Já não bastassem os incríveis aumentos de tributação sobre pequenas empresas e trabalhadores, agora se propõe aumentar o Imposto de Renda, sob o argumento de “corrigir distorções”.

Através do Projeto de Lei 3007/2008 – de autoria do Deputado Chico Alencar (PSOL/RJ), prevê-se a alteração do art. 10 da Lei 9.249/95, criando a tributação pelo imposto de renda dos lucros ou dividendos pagos ou creditados pelas pessoas jurídicas aos seus sócios ou acionistas.

A regra atual dispõe que os lucros ou dividendos calculados com base nos resultados apurados a partir do mês de janeiro de 1996, pagos ou creditados pelas pessoas jurídicas tributadas com base no lucro real, presumido ou arbitrado, não estão sujeitos à incidência do imposto de renda na fonte, nem integrarão a base de cálculo do imposto de renda do beneficiário, pessoa física ou jurídica, domiciliado no país ou no exterior (art. 10 da Lei 9.249/1995).

A base do anteprojeto de lei baseia-se numa argumentação parcialmente falsa, de que “o lucro distribuído pelas empresas aos sócios é tributado em apenas 15%, gerando abaixo da carga fiscal do que um trabalhador comum”.

Primeiro: se é para corrigir distorções, porque não baixam a tributação do trabalhador comum, em vez de elevar a tributação das empresas?

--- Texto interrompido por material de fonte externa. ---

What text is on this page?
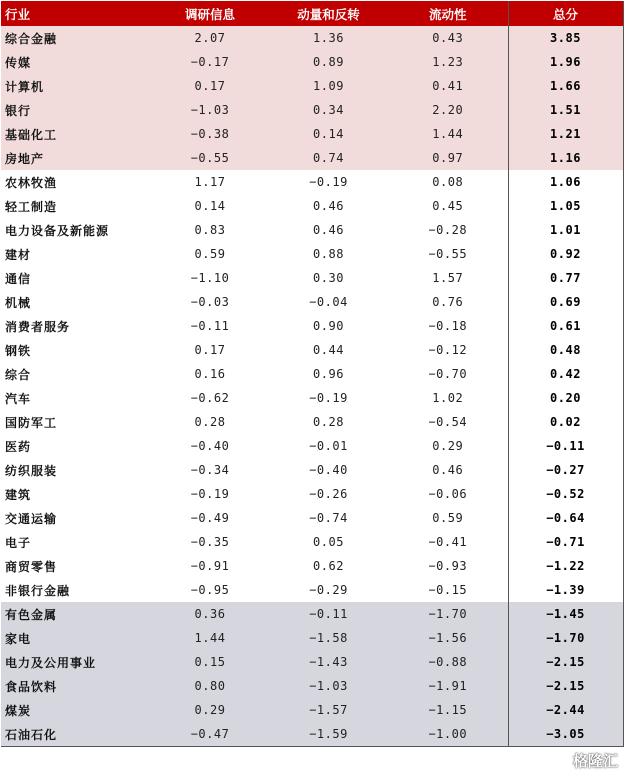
行业	调研信息	动量和反转	流动性	总分
综合金融	2.07	1.36	0.43	3.85
传媒	−0.17	0.89	1.23	1.96
计算机	0.17	1.09	0.41	1.66
银行	−1.03	0.34	2.20	1.51
基础化工	−0.38	0.14	1.44	1.21
房地产	−0.55	0.74	0.97	1.16
农林牧渔	1.17	−0.19	0.08	1.06
轻工制造	0.14	0.46	0.45	1.05
电力设备及新能源	0.83	0.46	−0.28	1.01
建材	0.59	0.88	−0.55	0.92
通信	−1.10	0.30	1.57	0.77
机械	−0.03	−0.04	0.76	0.69
消费者服务	−0.11	0.90	−0.18	0.61
钢铁	0.17	0.44	−0.12	0.48
综合	0.16	0.96	−0.70	0.42
汽车	−0.62	−0.19	1.02	0.20
国防军工	0.28	0.28	−0.54	0.02
医药	−0.40	−0.01	0.29	−0.11
纺织服装	−0.34	−0.40	0.46	−0.27
建筑	−0.19	−0.26	−0.06	−0.52
交通运输	−0.49	−0.74	0.59	−0.64
电子	−0.35	0.05	−0.41	−0.71
商贸零售	−0.91	0.62	−0.93	−1.22
非银行金融	−0.95	−0.29	−0.15	−1.39
有色金属	0.36	−0.11	−1.70	−1.45
家电	1.44	−1.58	−1.56	−1.70
电力及公用事业	0.15	−1.43	−0.88	−2.15
食品饮料	0.80	−1.03	−1.91	−2.15
煤炭	0.29	−1.57	−1.15	−2.44
石油石化	−0.47	−1.59	−1.00	−3.05
格隆汇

Segundo: o fato é que o imposto de renda sobre o lucro das pessoas jurídicas, além da alíquota de 15%, sujeita-se a um adicional de IR de 10%, sobre o lucro real, presumido ou arbitrado, superior a R$ 20.000,00 mês. Também há a CSLL, aplicada sobre o lucro líquido, cuja alíquota é de 9%. Então, por aí, vê-se que a carga fiscal pode chegar a 34% (15% IRPJ + 10% Adicional + 9% CSLL) sobre os lucros.

Terceiro: trata-se de bi-tributação (ou tri-tributação, considerando a incidência da CSLL) – os valores distribuídos já foram tributados pelo IRPJ na Pessoa Jurídica (e também pela CSLL), e vão sofrer nova tributação pelo Imposto de Renda – na pessoa física.

Além disso, para alcançar o lucro a ser distribuído, as empresas pagam dezenas de outros tributos, como PIS, COFINS, taxas, INSS, FGTS, IPI, ICMS, Salário-Educação, INCRA, Sebrae, IPVA, ISS, etc. Juntas, tais incidências podem atingir 40% do faturamento de uma empresa comercial ou industrial, e mais de 50%, se for uma empresa de serviços.

Se você é contra qualquer aumento de tributação, escreva para deputados e senadores, compartilhando sua indignação contra o “arresto tributário” que o governo federal promove contra trabalhadores e pequenas empresas.